Lee’s film moves sometimes in 5 year gaps, other times in single year jumps backwards. The reversal does some obvious things – the suspense is not what will happen, but why what happened happened. But also, and more importantly for Lee, I think, because it’s a trait of all of his films (and probably the main reason I love his movies so much), it really keeps Young-Ho hidden. Without a linear explanation of his motivations and history it’s impossible to nail him down until the final few minutes of the film. The end is somewhat neat and cohesive, and definitely circular, but the point is the constant switching of sympathies. Is Young-Ho a bad guy or not? He comes off differently every 10 minutes. The same is true of the narrative and genre. About 2/3 of the way through this film I was convinced that we were watching a love story. Then it was a cop drama. Then PTSD treatise. But for something that sounds like it could be so disjointed, this film really works.
Lee demonstrates an Ozu-like obsession with trains in this film.
They appear in nearly every segment of the film. Unlike Ozu’s, they’re not really there as a modernizing Japan (or for Lee, Korea), but rather to tie into Young-Ho’s history (the same is true of his limp, which seems to curiously show up only when in the direct or indirect company of Sunim (So-ri Moon), and as a literal vehicle to move (Lee uses a train in reverse to leap from section to section of the film).
Peppermint Candy, like Oasis, Secret Sunshine, and Poetry (I have yet to see Green Fish), is violent and gentle at once. Young-Ho teeters on the edge of insanity, and many times crosses over into it. He’s dangerous and magnetic and really frightening. Other times he’s sorrowful and nearly pathetic. The performance is truly incredible. Part of it is his ability to get menace from his lanky body. His smile is evil and happy at the same time and he’s too close to people-
Other times it’s the awkwardness and how Lee frames it. Like this shot, where Young-Ho has lunch with Sunim (across from him), but simultaneously hits on the waitress. This is a reverse shot and not the only angle on the scene, but it’s the one that Lee sticks on, framing it so we really only see the reaction of Sunim, though it’s still ostensibly a 3-shot. It’s uncomfortably crowded and centered:
Kyung-gu Sol’s best moments are his desperate interactions with other people. Talking to his estranged wife and her dog through her apartment door chain; speaking placidly with her after finding her in an affair; a friendly-not friendly discussion at a bathroom urinal. All of these are one-on-one and are quietly maniacal.

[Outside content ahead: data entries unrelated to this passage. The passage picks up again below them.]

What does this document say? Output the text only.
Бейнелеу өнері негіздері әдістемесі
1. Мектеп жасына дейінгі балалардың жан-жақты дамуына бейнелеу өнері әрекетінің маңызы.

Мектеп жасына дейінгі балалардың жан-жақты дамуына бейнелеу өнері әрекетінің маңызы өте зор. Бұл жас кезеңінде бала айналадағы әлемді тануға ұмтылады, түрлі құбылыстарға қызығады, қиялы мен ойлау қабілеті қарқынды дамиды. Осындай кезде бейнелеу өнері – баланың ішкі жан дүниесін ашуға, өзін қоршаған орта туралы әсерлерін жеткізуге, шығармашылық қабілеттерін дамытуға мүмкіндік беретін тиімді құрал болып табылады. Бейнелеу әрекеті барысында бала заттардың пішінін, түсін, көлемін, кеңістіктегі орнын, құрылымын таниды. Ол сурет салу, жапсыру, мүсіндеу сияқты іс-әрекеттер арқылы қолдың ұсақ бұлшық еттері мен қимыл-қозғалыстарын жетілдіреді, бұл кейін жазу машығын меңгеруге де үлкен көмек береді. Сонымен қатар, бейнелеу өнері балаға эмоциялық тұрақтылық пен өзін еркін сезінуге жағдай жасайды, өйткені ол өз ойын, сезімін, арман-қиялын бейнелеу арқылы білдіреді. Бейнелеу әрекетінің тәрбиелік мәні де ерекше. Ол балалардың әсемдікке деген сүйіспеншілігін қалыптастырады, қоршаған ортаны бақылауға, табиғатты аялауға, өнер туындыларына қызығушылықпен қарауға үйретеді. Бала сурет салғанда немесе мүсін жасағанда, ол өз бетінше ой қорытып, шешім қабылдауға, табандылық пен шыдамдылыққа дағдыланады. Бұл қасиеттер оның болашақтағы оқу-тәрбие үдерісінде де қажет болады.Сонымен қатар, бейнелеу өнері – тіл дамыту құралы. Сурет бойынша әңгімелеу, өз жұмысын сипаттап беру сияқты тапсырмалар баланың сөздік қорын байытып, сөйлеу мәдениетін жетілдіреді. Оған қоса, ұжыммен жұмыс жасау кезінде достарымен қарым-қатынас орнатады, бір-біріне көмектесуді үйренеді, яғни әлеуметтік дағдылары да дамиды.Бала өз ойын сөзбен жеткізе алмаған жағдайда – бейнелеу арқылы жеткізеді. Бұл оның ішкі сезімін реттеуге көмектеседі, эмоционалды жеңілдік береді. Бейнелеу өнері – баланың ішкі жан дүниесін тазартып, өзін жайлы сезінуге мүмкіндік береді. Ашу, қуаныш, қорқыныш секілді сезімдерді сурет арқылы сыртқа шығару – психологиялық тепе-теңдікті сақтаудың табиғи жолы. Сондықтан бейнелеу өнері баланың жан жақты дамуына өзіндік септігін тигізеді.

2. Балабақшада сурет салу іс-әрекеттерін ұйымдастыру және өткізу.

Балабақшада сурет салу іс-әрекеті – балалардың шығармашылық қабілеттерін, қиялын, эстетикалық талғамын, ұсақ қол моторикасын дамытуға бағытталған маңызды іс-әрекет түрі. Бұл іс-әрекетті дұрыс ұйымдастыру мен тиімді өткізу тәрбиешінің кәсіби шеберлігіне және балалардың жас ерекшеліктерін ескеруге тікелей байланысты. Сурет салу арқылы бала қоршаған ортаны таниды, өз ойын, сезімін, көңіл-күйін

I find it somewhat difficult to describe Lee’s camera style. He uses handheld, but not exclusively. Sometimes there’s elaborate blocking, like in this scene – another of my favorites, but I could say that for a lot of this film – where Young-Ho screams at his colleagues in a bar. It’s only two stills from a pretty long scene, but Young-Ho moves to and from camera, believably wielding a broken mop handle. It’s aggressive, but also fluid. The kind of blocking that feels unplanned but was probably a long time in the making:
Other times the camera is smooth, dollying in and out of characters, though only occasionally with typical motivation. Most of the time, it’s just expert camera placement. There’s this scene, where Young-Ho confronts a young student in a moment of heightened danger. Lee gives us this single on Young-Ho:
It’s this reverse angle though that’s completely open and potentially dangerous. As soon as Lee cuts to it you know – because we’re over Young-Ho’s shoulder, because of the gap between the two characters, because of the depth (all of these things seem to point to some kind of emptiness; it’s too wide of a world. Something bad’s going to happen) – that this may not end well. A simple reverse shot on the girl would have entirely negated the effect. This shot, also so unnervingly still, is perfect:
Maybe it’s because I recently watched La Promesse that this film makes me think of the Dardennes a little bit. They’re very, very different, but both like a slight handheld camera, favor lower-middle class characters in extreme emotional situations, and, perhaps what stuck out to me most, both include a moment of extreme joy in the midst of all the pain. For Lee that’s a fantasy sequence, a critical one, that reminds me of something similar in Oasis.